Durante el velorio la querida de Rafito se sacudió los muchachos y le sirvió café y le entregó los otros dos libros que desde hacía algún tiempo no faltaban en ninguna casa del campo petrolero: El médico en el hogar y El soldado de Cristo. Los muchachos los veían mucho porque el primero tenía láminas con torniquetes y destripados y el segundo ilustraciones con tanques de guerra y aviones bombardeando y pirámides y el faraón ahogándose en el Mar Rojo. “Nunca como hasta ahora las angustias del mundo sumido en la conflagración parecen hacer necesario un apoyo como el de la Fe…” leyó desabridamente el padre Narciso mientras la sinfonola del bar del caserío empezaba a tocar hasta la madrugada. La querida insistió para que se llevara los libros. A Rafito se los vendieron los protestantes por cuotas, y nadie sabe leer en esta casa. El agua del café hervía sobre la hornilla de tubo perforado con la llama eterna que nunca se apagaba porque la compañía daba el gas gratis. El padre Narciso empezó el rosario. En la madrugada al salir de la casa de bloques para tomar el fresco vio desvanecerse poco a poco el cielo rojo como un manto de sangre de la lumbre de los mechurrios de gas del horizonte que nunca se apagaban. Lejos, tras las alambradas, la neblina de los rociadores del césped de los terrenos de golf del campo americano.

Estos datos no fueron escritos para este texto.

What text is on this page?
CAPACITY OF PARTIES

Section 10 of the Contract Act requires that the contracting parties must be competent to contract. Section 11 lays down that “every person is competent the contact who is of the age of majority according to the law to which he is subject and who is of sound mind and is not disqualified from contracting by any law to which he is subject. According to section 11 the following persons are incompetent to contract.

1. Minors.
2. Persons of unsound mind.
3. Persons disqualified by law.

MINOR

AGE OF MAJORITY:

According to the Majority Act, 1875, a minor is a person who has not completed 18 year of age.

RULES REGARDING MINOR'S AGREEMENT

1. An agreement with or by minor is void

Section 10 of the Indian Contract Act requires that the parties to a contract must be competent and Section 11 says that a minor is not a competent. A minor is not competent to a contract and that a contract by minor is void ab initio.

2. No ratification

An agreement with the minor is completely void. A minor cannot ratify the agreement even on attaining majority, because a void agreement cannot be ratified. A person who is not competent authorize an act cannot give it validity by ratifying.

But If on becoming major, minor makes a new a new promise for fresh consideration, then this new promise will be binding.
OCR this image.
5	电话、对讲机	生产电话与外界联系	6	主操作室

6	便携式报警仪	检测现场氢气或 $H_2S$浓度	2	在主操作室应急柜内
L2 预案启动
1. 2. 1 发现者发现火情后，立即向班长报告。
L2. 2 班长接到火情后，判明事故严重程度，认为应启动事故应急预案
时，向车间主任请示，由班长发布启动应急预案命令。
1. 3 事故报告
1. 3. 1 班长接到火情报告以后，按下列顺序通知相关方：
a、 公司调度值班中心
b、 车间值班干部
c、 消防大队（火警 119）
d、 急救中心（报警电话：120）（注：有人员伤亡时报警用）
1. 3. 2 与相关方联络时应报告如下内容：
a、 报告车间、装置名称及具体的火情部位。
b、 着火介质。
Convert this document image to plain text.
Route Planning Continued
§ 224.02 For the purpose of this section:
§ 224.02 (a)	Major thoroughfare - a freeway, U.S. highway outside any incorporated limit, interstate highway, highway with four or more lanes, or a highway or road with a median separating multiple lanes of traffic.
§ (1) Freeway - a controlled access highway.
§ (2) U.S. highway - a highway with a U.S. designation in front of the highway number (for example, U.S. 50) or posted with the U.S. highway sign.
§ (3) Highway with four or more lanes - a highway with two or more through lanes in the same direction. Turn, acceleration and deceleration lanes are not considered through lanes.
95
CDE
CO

A la salida del cementerio reparó en un negro estirado, de lentecitos sin montura y cuello de celuloide, que le sostenía la mirada mientras entraba al camposanto sosteniendo a la altura del corazón un breviario ornado con cintas que caían como una cola de pavorreal sobre la mano tinta. Confundido cada uno por la presencia del otro, al cruzarse se saludaron moviendo la cabeza.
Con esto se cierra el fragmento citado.